Оставшиеся месяцы Анечка проходила легко, бегала, словно летала по воздуху. Лицо ее опять округлилось, вернулся цвет кремового фарфора, она стала более чем всегда похожа на ангела, и восхищению Ильи Вакуловича не было предела. Соседки поздравляли его, и все сходились во мнениях, что у Анечки обязательно будет мальчик. «Зингер» теперь стучал до позднего вечера — Анечка шила ребенку приданое. Илья надевал на пальцы маленькую рубашечку и пробовал представить каким же должен быть ребенок, чтобы в эту рубашечку поместиться. Получалось, что размером с котенка. И маленький этот человечек, которого они с Анечкой так ждали, которому уже имя придумали, был центром давно задуманного Ильей плана.
План был прост и беспроигрышен.
Прожив сорок лет в атмосфере советского угара, нормальный человек не мог остаться равнодушным к имени Ленина. Любой советский гражданин, еще сидя на горшке, заучил, что великий «Ленин жил, жив и будет жить». Всякий детсадовец мог рассказать, что Володя Ульянов учился на одни пятерки и окончил гимназию с золотой медалью. Каждый первоклашка знал, что с Володи Ульянова все должны брать пример. Каждая вторая песня воспевала Ульянова Володю, а каждая первая — великого Ленина.
Планом своим поделился Илья с паспортисткой ЖЭКа Тобеевой. Та сначала испугалась, но через пару дней с идеей освоилась и состоялся между ними доверительный разговор.
«Я, Уланов, рискую должностью, — говорила Тобеева, — а тебе в любой момент можно отработать назад, мол, ничего не знаю, ее ошибка. Я рискую. А за риск, ты понимаешь, полагается».
Торговались они недолго, сошлись на сумме, которую Карима назвала «разумной». По плану Ильи Вакуловича предстояло его наследнику превратиться из Уланова в Ульянова. И тогда…!
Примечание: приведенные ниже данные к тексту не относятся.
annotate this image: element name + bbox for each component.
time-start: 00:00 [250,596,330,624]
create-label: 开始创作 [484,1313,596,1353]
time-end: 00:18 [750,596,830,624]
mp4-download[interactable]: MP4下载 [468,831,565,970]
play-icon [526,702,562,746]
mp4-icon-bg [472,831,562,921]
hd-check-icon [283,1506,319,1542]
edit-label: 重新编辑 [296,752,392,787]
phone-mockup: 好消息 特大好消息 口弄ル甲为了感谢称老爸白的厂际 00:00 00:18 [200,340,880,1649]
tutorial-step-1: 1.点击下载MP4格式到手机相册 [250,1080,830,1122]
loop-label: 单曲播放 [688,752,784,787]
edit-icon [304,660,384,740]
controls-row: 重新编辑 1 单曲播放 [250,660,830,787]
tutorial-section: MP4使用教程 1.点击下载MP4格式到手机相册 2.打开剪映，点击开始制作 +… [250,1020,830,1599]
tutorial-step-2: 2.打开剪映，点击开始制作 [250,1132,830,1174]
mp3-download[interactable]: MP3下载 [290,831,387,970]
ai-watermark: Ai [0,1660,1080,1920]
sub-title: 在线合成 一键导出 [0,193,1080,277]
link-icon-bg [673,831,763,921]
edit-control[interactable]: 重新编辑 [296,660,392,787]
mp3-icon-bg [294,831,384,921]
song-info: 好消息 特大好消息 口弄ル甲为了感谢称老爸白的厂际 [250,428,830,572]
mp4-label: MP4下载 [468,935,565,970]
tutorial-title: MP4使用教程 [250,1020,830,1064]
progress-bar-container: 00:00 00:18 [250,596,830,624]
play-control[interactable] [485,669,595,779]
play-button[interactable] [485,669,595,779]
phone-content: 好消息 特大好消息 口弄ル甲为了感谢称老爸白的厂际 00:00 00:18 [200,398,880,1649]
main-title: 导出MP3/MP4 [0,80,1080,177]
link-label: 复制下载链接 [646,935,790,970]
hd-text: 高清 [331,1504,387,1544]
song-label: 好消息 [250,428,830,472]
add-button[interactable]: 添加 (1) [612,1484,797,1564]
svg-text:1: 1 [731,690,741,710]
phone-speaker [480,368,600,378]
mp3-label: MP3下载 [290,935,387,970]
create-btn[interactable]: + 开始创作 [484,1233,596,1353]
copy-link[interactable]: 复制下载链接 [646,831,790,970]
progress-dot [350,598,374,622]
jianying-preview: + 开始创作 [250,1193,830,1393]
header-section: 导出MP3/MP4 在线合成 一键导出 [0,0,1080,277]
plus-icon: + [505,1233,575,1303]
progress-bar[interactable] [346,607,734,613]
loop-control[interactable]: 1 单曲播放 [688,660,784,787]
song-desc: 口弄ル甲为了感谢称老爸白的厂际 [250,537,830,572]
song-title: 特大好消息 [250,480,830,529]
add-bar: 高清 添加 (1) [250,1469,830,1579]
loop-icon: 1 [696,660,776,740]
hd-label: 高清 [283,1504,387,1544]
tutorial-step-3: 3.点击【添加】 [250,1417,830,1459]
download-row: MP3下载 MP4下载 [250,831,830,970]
«Господи, подсказал бы кто, правильно ли я делаю, хорошо ли будет ему, сыночку», — мучился Илья.
«Вот приходит он в детсад Ульяновым Володечкой — обижать такого боязно. Или, скажем, в школу — ну как ты Володе Ульянову двойку поставишь? Образование получит, на хорошую должность устроится. И пойдет! Владимир Ильич Ульянов — не кто-нибудь…» — мечтал он.
Илья Вакулович подобрал равноценный обмен: квартира на севере Москвы, метро на углу, а кухня еще и побольше размером. Но главное, что их с Анечкой там никто не знает. Уехали Улановы, а приехали Ульяновы. Ошибка вышла, а исправлять не стали и все пойдет по плану.
«Уж Володю Ульянова в техникум примут! Да что в техникум, в Московский Университет! — размечтался Илья Вакулович. — Уж ему-то в этой стране все дороги открыты!»
Уж и деньги были сосчитаны, перевязаны веревочкой, газетой обернуты — ждали своего часа. И обсудили они с Тобеевой последние детали. И коляску Анечка присмотрела — голубую и красную. Покупать не велела — плохая примета. А соседи все судачили про ее живот.